The author offers advice to people into the sales business but lucidly adds that the content can act as guidance for anyone who reads it. Sure, it has very important life lessons, like calling people when there is no work, for the sake of talking, or for feedback, or giving a cold call, as he said, but if you don’t like it, well, don’t do it. The key points or the punch lines that the author wants us to make for our own at the end of each chapter appear more clichéd to me than saying it plainly.

It was a tedious read, the editing is sloppy and inadvertent typos have crept in, in many places. The topics are disconnected, paragraphs seem to be incoherent and the language is, well, trivial. There is more to poor editing rather than poor writing in the book. It feels like reading a print out of someone’s journal made in MS Word with all kinds of bulleting (without scheme) and the rationale of adding two back to back quotations at the start of every chapter which again in many cases are unformatted adds to a reader’s dismay.

The blurb on the back cover makes a claim that the book tries to find answers like ‘does what we learn in schools and colleges really apply in the real world’? The author has tried to explain mathematically (which is more of a learning aid for him as it seems from the book), but does not attempt to show if anything he learned in ‘Sales’ (Management course) helped him in the real world.

This isn’t a book for salesmen either.
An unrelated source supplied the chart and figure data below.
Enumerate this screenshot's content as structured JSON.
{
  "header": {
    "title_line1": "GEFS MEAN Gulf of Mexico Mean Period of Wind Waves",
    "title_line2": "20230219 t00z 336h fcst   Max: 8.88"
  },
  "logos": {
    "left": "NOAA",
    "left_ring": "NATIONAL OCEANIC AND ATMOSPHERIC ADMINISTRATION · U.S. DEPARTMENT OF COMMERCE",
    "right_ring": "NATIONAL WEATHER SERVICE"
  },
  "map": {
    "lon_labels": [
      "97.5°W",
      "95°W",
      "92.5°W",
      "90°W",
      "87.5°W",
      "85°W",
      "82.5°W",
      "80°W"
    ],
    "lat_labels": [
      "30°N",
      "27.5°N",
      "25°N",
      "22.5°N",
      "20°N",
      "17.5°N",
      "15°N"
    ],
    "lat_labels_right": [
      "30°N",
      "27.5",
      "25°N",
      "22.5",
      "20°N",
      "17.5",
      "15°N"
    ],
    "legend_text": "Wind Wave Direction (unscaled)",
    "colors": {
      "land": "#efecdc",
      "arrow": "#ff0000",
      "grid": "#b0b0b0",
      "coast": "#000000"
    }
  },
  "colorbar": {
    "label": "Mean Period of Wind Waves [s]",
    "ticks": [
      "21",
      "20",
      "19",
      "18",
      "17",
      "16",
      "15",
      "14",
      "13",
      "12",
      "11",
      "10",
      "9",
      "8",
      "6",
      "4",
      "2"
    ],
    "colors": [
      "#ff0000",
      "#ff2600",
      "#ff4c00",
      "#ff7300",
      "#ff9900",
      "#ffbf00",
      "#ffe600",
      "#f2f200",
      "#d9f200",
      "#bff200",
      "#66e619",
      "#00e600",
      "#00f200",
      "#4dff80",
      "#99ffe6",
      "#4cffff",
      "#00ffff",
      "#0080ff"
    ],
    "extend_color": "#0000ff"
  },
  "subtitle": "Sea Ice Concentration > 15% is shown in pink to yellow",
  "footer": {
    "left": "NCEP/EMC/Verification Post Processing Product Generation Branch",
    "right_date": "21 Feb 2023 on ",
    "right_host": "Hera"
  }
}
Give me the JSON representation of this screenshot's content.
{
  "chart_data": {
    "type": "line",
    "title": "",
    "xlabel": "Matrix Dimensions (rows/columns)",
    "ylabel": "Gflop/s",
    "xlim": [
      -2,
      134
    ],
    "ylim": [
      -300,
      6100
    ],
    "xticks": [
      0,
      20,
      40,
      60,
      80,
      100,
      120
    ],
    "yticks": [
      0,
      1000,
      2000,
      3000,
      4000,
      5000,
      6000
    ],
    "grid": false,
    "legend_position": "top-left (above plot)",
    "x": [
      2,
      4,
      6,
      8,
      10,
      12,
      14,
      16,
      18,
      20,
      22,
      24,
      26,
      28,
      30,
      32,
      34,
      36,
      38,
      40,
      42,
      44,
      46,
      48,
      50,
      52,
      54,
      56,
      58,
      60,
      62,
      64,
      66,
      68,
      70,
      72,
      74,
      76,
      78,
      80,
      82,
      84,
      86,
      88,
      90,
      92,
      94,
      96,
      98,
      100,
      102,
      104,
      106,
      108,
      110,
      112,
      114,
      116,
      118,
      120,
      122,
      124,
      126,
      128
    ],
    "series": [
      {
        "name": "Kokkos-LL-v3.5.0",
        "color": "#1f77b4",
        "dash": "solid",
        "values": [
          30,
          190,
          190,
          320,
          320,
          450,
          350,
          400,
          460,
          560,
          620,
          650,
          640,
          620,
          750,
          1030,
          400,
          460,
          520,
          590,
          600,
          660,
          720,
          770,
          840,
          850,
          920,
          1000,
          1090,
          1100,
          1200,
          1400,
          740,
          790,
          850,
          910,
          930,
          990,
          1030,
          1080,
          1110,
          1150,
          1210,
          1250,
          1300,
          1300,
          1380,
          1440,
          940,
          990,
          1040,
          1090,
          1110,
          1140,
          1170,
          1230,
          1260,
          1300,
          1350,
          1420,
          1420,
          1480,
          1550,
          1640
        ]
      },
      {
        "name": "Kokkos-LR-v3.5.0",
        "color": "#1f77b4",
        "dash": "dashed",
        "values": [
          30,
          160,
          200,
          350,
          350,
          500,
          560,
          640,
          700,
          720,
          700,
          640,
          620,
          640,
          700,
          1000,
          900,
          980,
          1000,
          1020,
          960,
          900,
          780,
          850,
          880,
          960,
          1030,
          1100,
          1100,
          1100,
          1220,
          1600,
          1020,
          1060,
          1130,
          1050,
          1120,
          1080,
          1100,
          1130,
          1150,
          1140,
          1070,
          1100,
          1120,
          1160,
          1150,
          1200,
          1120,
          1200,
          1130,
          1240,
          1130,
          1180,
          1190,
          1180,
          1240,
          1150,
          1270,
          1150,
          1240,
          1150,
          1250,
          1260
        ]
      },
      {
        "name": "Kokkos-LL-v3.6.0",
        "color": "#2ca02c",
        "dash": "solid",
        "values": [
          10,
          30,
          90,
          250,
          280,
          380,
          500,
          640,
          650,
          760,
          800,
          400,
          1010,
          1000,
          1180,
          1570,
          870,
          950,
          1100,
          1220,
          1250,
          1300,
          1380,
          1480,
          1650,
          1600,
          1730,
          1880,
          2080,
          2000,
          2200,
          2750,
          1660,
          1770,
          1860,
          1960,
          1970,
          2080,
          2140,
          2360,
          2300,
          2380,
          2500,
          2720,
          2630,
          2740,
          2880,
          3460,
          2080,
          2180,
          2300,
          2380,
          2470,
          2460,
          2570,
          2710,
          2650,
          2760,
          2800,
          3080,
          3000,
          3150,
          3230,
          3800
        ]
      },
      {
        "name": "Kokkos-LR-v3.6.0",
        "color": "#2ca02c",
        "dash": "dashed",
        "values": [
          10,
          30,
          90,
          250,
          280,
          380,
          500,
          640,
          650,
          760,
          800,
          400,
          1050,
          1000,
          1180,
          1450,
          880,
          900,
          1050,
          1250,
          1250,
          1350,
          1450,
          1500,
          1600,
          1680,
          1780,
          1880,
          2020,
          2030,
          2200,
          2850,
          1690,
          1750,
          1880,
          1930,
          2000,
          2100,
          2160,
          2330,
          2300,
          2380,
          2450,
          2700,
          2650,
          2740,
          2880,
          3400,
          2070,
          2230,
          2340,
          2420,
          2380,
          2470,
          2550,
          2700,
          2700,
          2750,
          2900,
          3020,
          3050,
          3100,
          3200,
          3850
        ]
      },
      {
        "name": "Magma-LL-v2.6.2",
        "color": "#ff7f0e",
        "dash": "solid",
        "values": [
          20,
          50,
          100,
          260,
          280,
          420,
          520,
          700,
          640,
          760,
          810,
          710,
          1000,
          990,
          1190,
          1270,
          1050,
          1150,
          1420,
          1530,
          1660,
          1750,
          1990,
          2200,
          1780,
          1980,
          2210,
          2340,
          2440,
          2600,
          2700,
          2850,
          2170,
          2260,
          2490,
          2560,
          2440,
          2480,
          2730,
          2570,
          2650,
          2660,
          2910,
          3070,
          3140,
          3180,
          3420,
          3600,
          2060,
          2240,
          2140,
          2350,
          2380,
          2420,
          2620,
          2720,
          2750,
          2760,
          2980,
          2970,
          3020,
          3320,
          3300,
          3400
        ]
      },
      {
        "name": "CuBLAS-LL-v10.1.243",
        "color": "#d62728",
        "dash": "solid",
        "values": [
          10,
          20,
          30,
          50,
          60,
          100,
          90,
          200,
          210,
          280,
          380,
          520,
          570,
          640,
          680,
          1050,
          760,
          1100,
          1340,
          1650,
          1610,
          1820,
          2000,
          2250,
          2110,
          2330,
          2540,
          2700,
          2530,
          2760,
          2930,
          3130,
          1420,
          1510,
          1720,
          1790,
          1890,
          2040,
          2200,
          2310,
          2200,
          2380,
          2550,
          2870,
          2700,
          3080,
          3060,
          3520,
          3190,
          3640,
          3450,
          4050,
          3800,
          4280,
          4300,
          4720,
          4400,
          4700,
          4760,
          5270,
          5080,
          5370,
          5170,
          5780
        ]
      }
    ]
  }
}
It doesn’t tell you how to sell, or how to sell well, but only what you should do before and after the sale has been made. Here, I’d make a generic claim that being social can be made a mechanical task by following guidelines, but sales isn’t exactly a field for the socially introverted. If I don’t feel at ease talking, then talking on the phone or in personal meetings will be artificial and that will show.

The bottom line? I will not recommend it to anyone, salesman or not.

P.S.: Another reason for my not being 'into' the book could be that it was a force read. But a force read book, if any good, can always get me interested if it is really good (according to my tastes).